The story of Pentecost, however, tells us that unity in uniformity is not God’s way for us humans. It is not the way of the Holy Spirit. Rather, God’s way, the way of the Holy Spirit, is the way of unity precisely in diversity. It is the way of diversity and reconciliation, not the way of homogenization. St. Paul knew that truth. In his second letter to the church at Corinth he wrote that God has entrusted to us the ministry of reconciliation. 2 Cor. 5:18-20 He meant first of all the reconciliation between God and humanity effected through Jesus Christ, but the story of Pentecost tells us that that cosmic reconciliation is a model for reconciliation here on earth as well. Reconciliation does not mean elimination of differences. It does not mean papering over differences and pretending that they don’t exist. Reconciliation means unity in diversity. That is the unity that the Holy Spirit brings. St. Paul expressed it again when he said that in Christ there is neither Jew nor Greek. Galatians 3:28 He of course knew full well that there were both Jews in Greeks in his world, and lots of other people as well. But he also knew that in Christ those differences, while real and really to be respected, did not have to lead to division, to separation, to antagonism. In Christ there is reconciliation between peoples. In the Holy Spirit there is unity in diversity, not unity that eliminates diversity.

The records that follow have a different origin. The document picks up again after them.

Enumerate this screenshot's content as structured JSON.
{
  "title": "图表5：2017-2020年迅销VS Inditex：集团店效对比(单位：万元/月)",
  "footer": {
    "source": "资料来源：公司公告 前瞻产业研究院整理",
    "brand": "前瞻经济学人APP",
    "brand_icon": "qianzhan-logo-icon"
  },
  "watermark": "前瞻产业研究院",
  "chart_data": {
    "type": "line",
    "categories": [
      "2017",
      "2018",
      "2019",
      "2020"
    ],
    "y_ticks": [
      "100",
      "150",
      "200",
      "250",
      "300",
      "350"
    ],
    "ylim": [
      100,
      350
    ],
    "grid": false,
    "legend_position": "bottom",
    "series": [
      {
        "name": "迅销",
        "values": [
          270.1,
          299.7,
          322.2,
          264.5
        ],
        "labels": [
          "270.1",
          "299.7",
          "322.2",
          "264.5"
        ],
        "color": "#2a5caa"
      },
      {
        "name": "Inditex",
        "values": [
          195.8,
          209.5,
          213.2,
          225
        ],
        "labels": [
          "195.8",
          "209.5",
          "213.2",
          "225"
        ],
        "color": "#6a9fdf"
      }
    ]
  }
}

So on this Pentecost Sunday let us drink in the Spirit of Reconciliation. Let us be ambassadors of peace between peoples. Let us respect and honor differences between peoples, between cultures, between religions. All people are God’s children. All people are people of the Spirit. Maybe before the Tower of Babel all spoke the same language, but in the Holy Spirit the disciples spoke to all in their different languages. Let those with ears to hear listen. Amen.